Wat dat uitleggen betreft doet de VWA haar best. Paniekverhalen over geurkaarsen en luchtverfrissers worden zo snel mogelijk gerelativeerd: het blijkt telkens om dermate lage concentraties te gaan dat er niets aan de hand is. Gutteling kan zichzelf er redelijk in vinden: “Ik hoorde net in de auto nog iemand van de VWA op de radio, over een vermeende besmetting van babyvoeding. Dat is de manier: snel reageren, en zo dat de mensen er iets mee kunnen. Dat wekt vertrouwen. Als de VWA, een onafhankelijke organisatie, roept dat de geurkaarsen veilig zijn, dan is denk ik vrij snel de kou uit de lucht.”

Mond vol tanden

Het probleem is volgens hem dat de chemische industrie zelf nooit genoeg heeft gedaan aan communicatie. “Zo’n bericht over geurkaarsen komt als een donderslag bij heldere hemel. De consument heeft zich nooit gerealiseerd dat er chemicaliën in zaten. Het staat wel op het etiket, maar wie leest die etiketten nou?”

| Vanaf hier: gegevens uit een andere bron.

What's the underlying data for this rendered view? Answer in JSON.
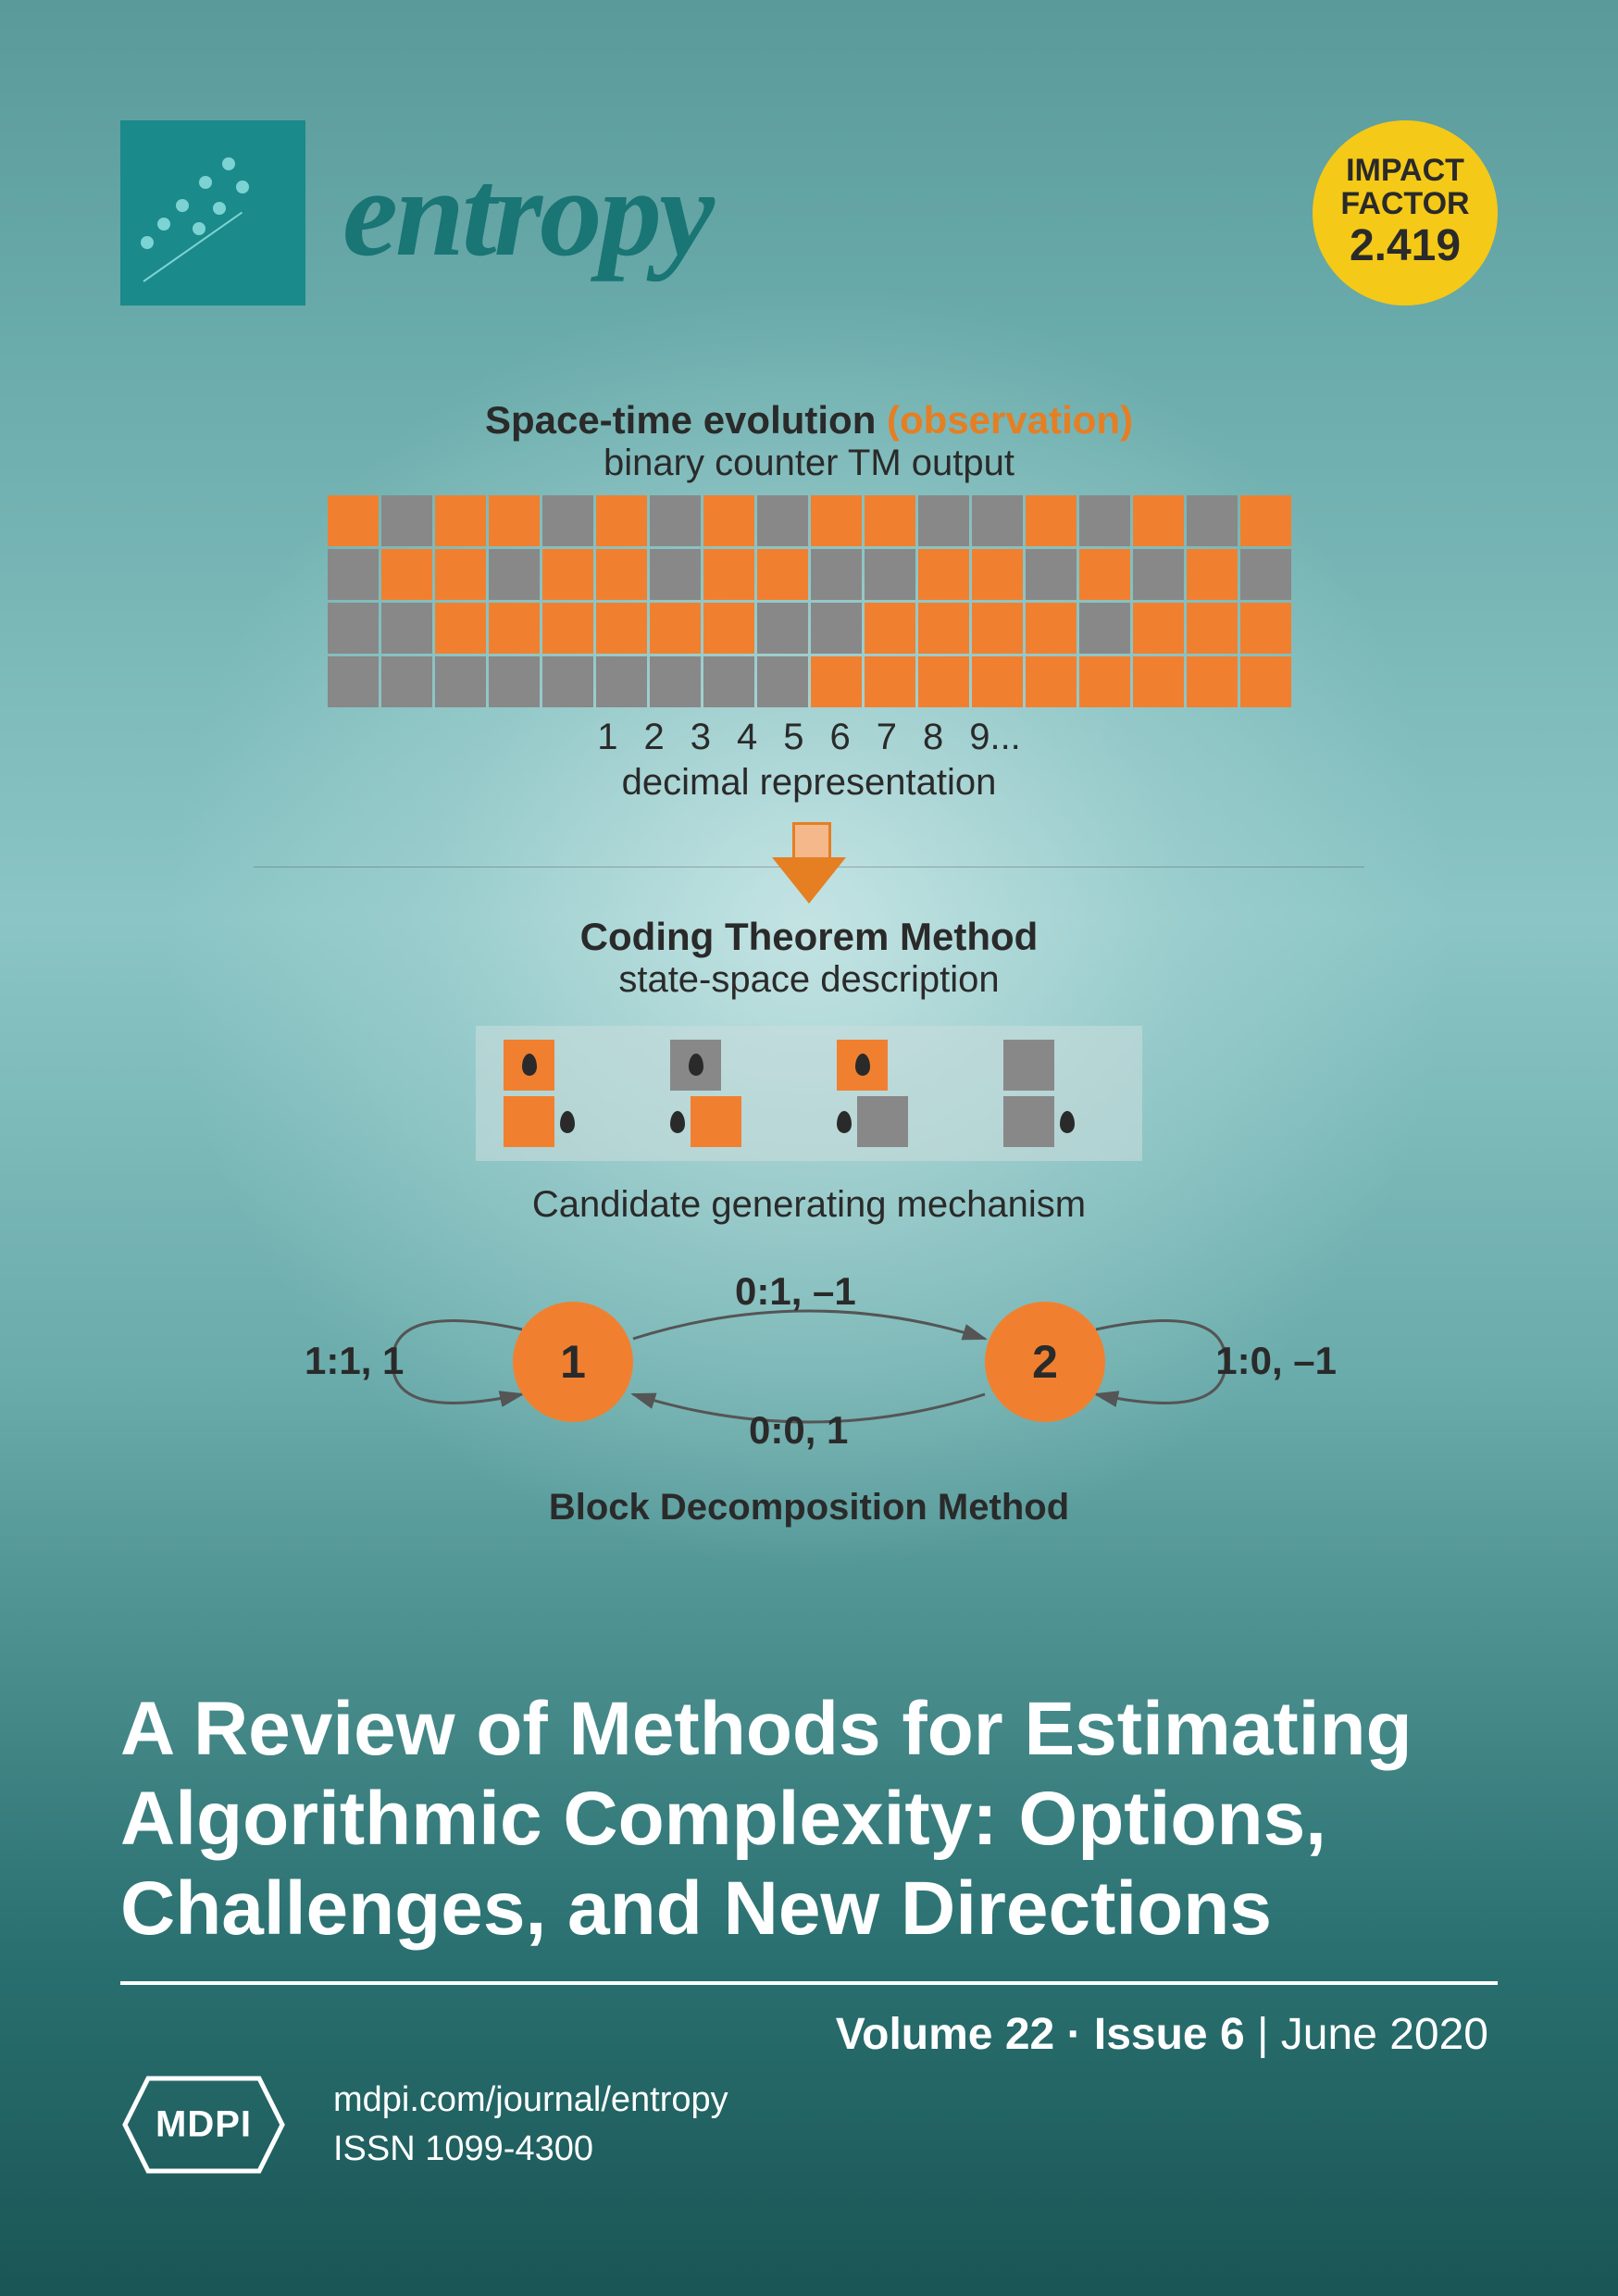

De grote concerns hebben hun leven gebeterd. “Je ziet dat bedrijven als Shell, Akzo en Dow met regelmaat praten met omwonenden.” Een goede ontwikkeling zijn ook de digitale risicokaarten, waarop iedereen via internet kan zien wat er voor bedrijvigheid in de buurt zit. “Daar zijn onderzoekjes naar gedaan. Zo’n kaart leidt niet tot onrust, wel tot bewustwording. Mensen zeggen: dit soort informatie hadden we eerder moeten hebben. Ze krijgen het gevoel dat de overheid zijn werk doet. Dat is een geruststelling.”

Maar volgens Gutteling moeten bedrijven van het formaat geurkaarsenimporteur zich zorgen maken. De kleintjes, die niet de menskracht hebben om aan communicatie te doen maar die wél kunnen rekenen op kritische vragen. “Zwijgen en vervolgens in een crisissituatie zeggen dat er niets aan de hand is, werkt in elk geval niet. Mijn advies is: bereid je voor. Sta niet met je mond vol tanden. Weet hoe je moet reageren. Als je dat nog moet bedenken op het moment dat er vervelende dingen in de krant staan, dan ben je te laat.”